22. NOTICES. Any notices required or authorized to be given by this
Agreement shall be in written form. Any notices required or authorized to be
given by this Agreement may be sent by certified delivery, postage prepaid and
return receipt requested, addressed to the proper party at the following address
or such address as the party shall have designated to the other parties in
accordance with this Section. Any notice required or authorized to be delivered
by this Agreement shall be deemed to have been sufficiently delivered or served
in written form if: (a) mailed in accordance with this Section; (b) personally
delivered to the proper party; or (c) facsimile or other electronic
transmission and actually received by such party. In the case of mailing,
delivery of notice shall be effective on the third business day after the party
deposits the notice for mailing with the United States Postal Service.
Page -18 of 21-
If to Owner: Mr. and Xxx. Xxxx Xxxxxx
Xxxxxx Xxxxxx Ranches, Inc., Battle Mountain Division
P. X. Xxx 000, Xxxxxx Xxxxxxxx, Xxxxxx 00000
If to Lessee: Xx. Xxxxxxx X. Xxxxxx, Manager
Pediment Gold, LLC
Sixth Floor, Ste. 9
Xxx Xxxx Xxxxxxx Xx.
Xxxx, Xxxxxx 00000
23. BINDING EFFECT OF OBLIGATIONS. This Agreement shall be binding
upon and inure to the benefit of the respective parties and their successors and
assigns.
24. WHOLE AGREEMENT. This Agreement supersedes all prior agreements
between the parties. The whole agreement between the parties is written in this
Agreement and in a memorandum of agreement of even date which is intended to be
recorded. There are no terms or conditions, express or implied, other than
those expressly stated in this Agreement. This Agreement may be amended or
modified only by an instrument in writing, signed by the parties with the same
formality as this Agreement.
25. GOVERNING LAW AND FORUM SELECTION. This Agreement shall be
construed and enforced in accordance with the laws of the State of Nevada. The
parties submit to the jurisdiction of the Nevada District Court for the District
in which the Property is situated and hereby agree that such court is the sole
forum and venue for actions arising under this Agreement.
26. SEVERABILITY. If any part, term or provision of this Agreement is
held by a court of competent jurisdiction to be illegal or in conflict with any
law of the United States or any state, the validity of the remaining portions or
provisions shall not be affected, and the rights and obligations of the parties
shall be construed and enforced as if the Agreement did not contain the
particular part, term or provision held to be invalid.

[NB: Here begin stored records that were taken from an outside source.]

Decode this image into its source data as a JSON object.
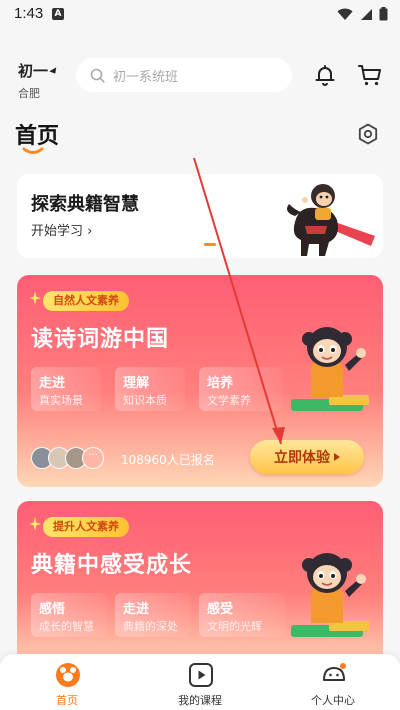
{
  "status_bar": {
    "time": "1:43",
    "notif_icon": "a-notification-icon"
  },
  "header": {
    "grade": "初一",
    "city": "合肥",
    "search_placeholder": "初一系统班"
  },
  "page": {
    "title": "首页"
  },
  "explore_card": {
    "title": "探索典籍智慧",
    "subtitle": "开始学习 ›"
  },
  "courses": [
    {
      "badge": "自然人文素养",
      "title": "读诗词游中国",
      "features": [
        {
          "head": "走进",
          "sub": "真实场景"
        },
        {
          "head": "理解",
          "sub": "知识本质"
        },
        {
          "head": "培养",
          "sub": "文学素养"
        }
      ],
      "signup": "108960人已报名",
      "cta": "立即体验"
    },
    {
      "badge": "提升人文素养",
      "title": "典籍中感受成长",
      "features": [
        {
          "head": "感悟",
          "sub": "成长的智慧"
        },
        {
          "head": "走进",
          "sub": "典籍的深处"
        },
        {
          "head": "感受",
          "sub": "文明的光辉"
        }
      ]
    }
  ],
  "bottom_nav": [
    {
      "label": "首页",
      "icon": "home-icon",
      "active": true
    },
    {
      "label": "我的课程",
      "icon": "play-icon",
      "active": false
    },
    {
      "label": "个人中心",
      "icon": "profile-icon",
      "active": false
    }
  ],
  "colors": {
    "accent": "#ff7a1a",
    "card_red": "#ff5e74",
    "cta_gold": "#ffc54a"
  }
}
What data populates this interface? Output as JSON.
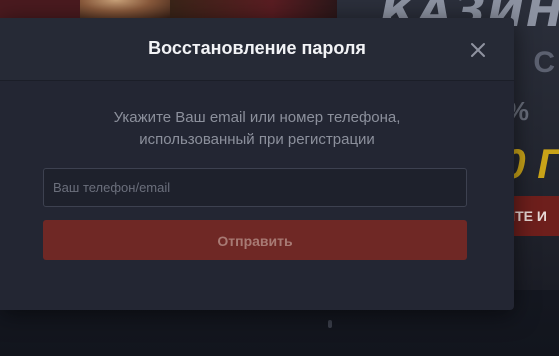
{
  "modal": {
    "title": "Восстановление пароля",
    "instruction_line1": "Укажите Ваш email или номер телефона,",
    "instruction_line2": "использованный при регистрации",
    "input_placeholder": "Ваш телефон/email",
    "input_value": "",
    "submit_label": "Отправить",
    "close_icon": "close-icon"
  },
  "background": {
    "promo_title": "КАЗИН",
    "promo_line1": "С",
    "promo_line2": "%",
    "promo_amount": "0 Г",
    "promo_button": "ЙТЕ И"
  },
  "colors": {
    "modal_bg": "#232633",
    "submit_button": "#6f2825",
    "promo_accent": "#c9a318"
  }
}
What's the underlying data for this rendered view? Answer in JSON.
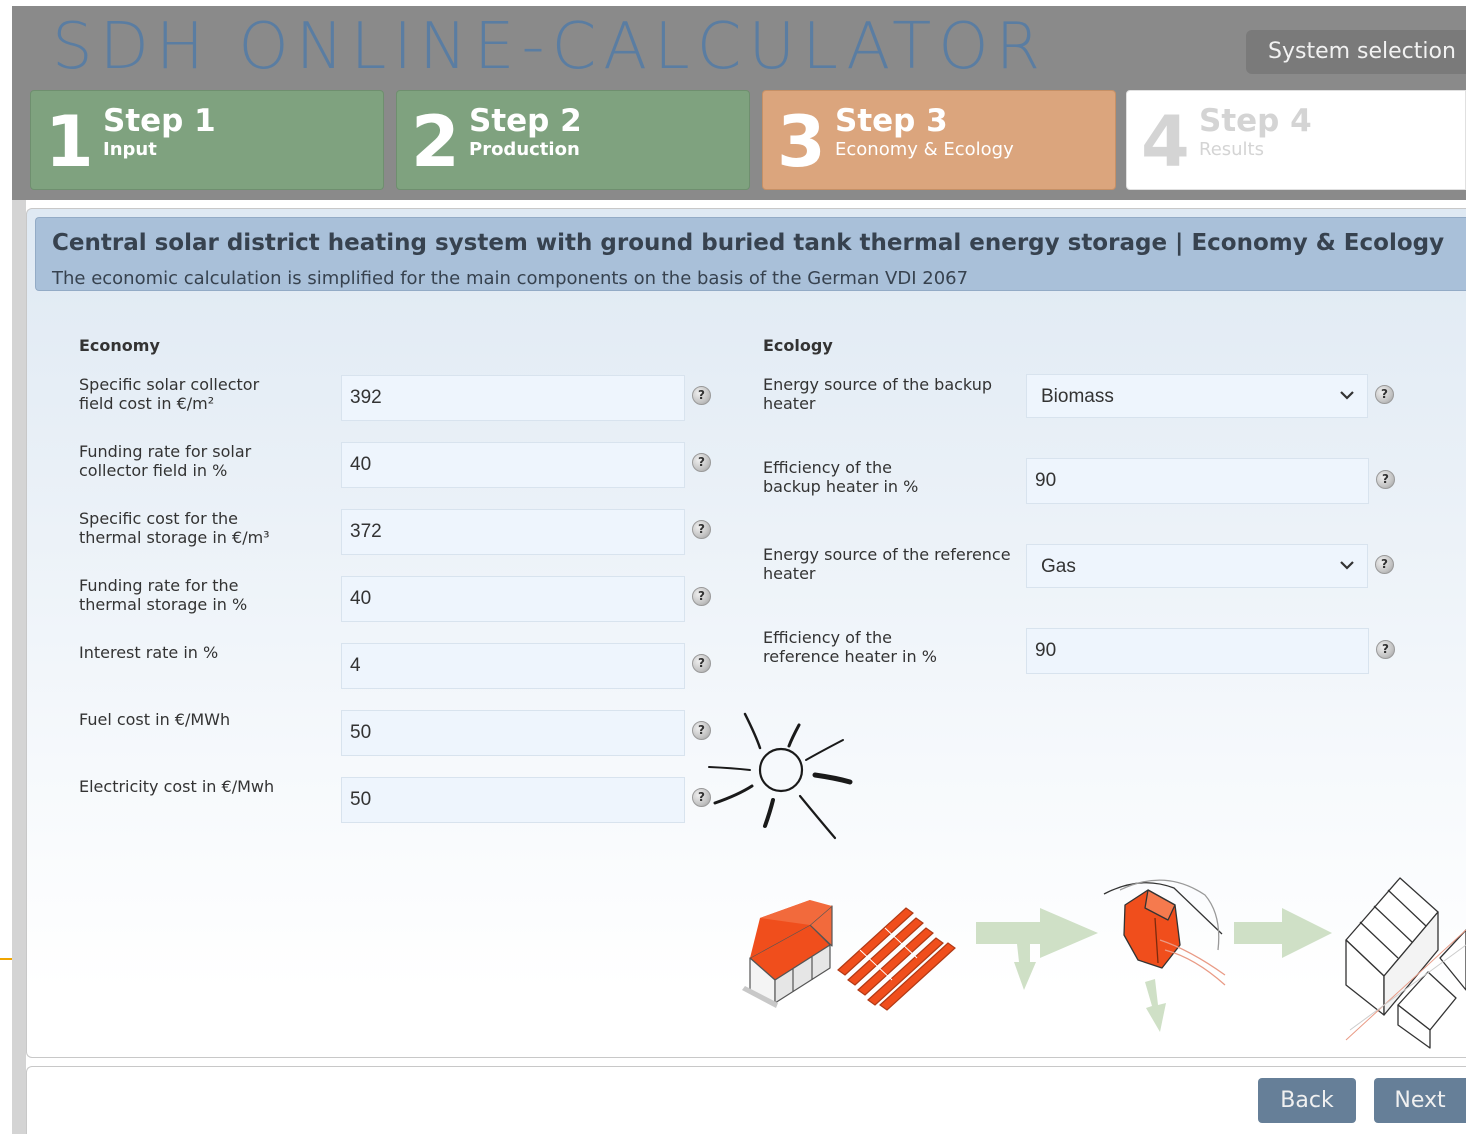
{
  "app": {
    "title": "SDH ONLINE-CALCULATOR",
    "system_selection_label": "System selection"
  },
  "steps": [
    {
      "number": "1",
      "title": "Step 1",
      "subtitle": "Input",
      "state": "completed"
    },
    {
      "number": "2",
      "title": "Step 2",
      "subtitle": "Production",
      "state": "completed"
    },
    {
      "number": "3",
      "title": "Step 3",
      "subtitle": "Economy & Ecology",
      "state": "active"
    },
    {
      "number": "4",
      "title": "Step 4",
      "subtitle": "Results",
      "state": "disabled"
    }
  ],
  "panel": {
    "title": "Central solar district heating system with ground buried tank thermal energy storage | Economy & Ecology",
    "subtitle": "The economic calculation is simplified for the main components on the basis of the German VDI 2067"
  },
  "economy": {
    "heading": "Economy",
    "fields": [
      {
        "label": "Specific solar collector\nfield cost in €/m²",
        "value": "392"
      },
      {
        "label": "Funding rate for solar\ncollector field in %",
        "value": "40"
      },
      {
        "label": "Specific cost for the\nthermal storage in €/m³",
        "value": "372"
      },
      {
        "label": "Funding rate for the\nthermal storage in %",
        "value": "40"
      },
      {
        "label": "Interest rate in %",
        "value": "4"
      },
      {
        "label": "Fuel cost in €/MWh",
        "value": "50"
      },
      {
        "label": "Electricity cost in €/Mwh",
        "value": "50"
      }
    ]
  },
  "ecology": {
    "heading": "Ecology",
    "fields": [
      {
        "label": "Energy source of the backup\nheater",
        "type": "select",
        "value": "Biomass"
      },
      {
        "label": "Efficiency of the\nbackup heater in %",
        "type": "input",
        "value": "90"
      },
      {
        "label": "Energy source of the reference\nheater",
        "type": "select",
        "value": "Gas"
      },
      {
        "label": "Efficiency of the\nreference heater in %",
        "type": "input",
        "value": "90"
      }
    ]
  },
  "help_symbol": "?",
  "footer": {
    "back_label": "Back",
    "next_label": "Next"
  },
  "colors": {
    "header_gray": "#8a8a8a",
    "title_blue": "#5a7da2",
    "step_completed_green": "#7fa27f",
    "step_active_orange": "#dba57d",
    "panel_header_blue": "#a9c0d9",
    "button_blue": "#667f98",
    "illustration_orange": "#f04e1c",
    "arrow_green": "#cfe0c6"
  },
  "icons": [
    "help-icon",
    "chevron-down-icon",
    "sun-illustration",
    "collector-building-illustration",
    "collector-field-illustration",
    "flow-arrow-icon",
    "thermal-storage-illustration",
    "houses-illustration"
  ]
}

27. ATTORNEY'S FEES AND COSTS. If any action or proceeding, including
an action for declaratory relief, is commenced by one party against any other
party to this Agreement, the party prevailing in such proceeding or action, as
determined by final judgment in any such proceeding or action, shall be entitled
to such party's costs incurred, including reasonable attorney's fees and court
costs.
Page -19 of 21-
OWNER:
XXXXXX XXXXXX RANCHES, INC., BATTLE MOUNTAIN DIVISION
By: /s/ Xxxxx X. Xxxxxx Dated 9-16-04
--------------------------------- -----------------------
XXXXX X. XXXXXX, President
By: /s/ Xxxx Xxxxxx Dated 9-16-04
--------------------------------- -----------------------
XXXX XXXXXX, Secretary
LESSEE:
PEDIMENT GOLD LLC
Nevada Gold Exploration Solutions, LLC
Operator of Pediment Gold LLC
By: /s/ Xxxx X. Xxxxxx Dated 9-16-04
--------------------------------- -----------------------
Xxxx X. Xxxxxx, Director
AND
Battle Mountain Gold Exploration LLC
Member of Pediment Gold LLC
By: /s/ Xxx X. XxXxx Dated 16 Sep 2004
--------------------------------- -----------------------
Xxx X. XxXxx, President
Battle Mountain Gold Exploration LLC
Page -20 of 21-
EXHIBIT A
PROPERTY
--------
The following described lands located in Humboldt County, Nevada:
Township 34 North, Range 43 East, MDM
-------------------------------------------
Section 2: SW1/4; S1/2NW1/4; S1/2SE1/4; NW1/4/SE1/4.
Section 10: All, excepting SW1/4SW1/4.
Section 11: All.
Section 14: All, excepting SW1/4SW1/4.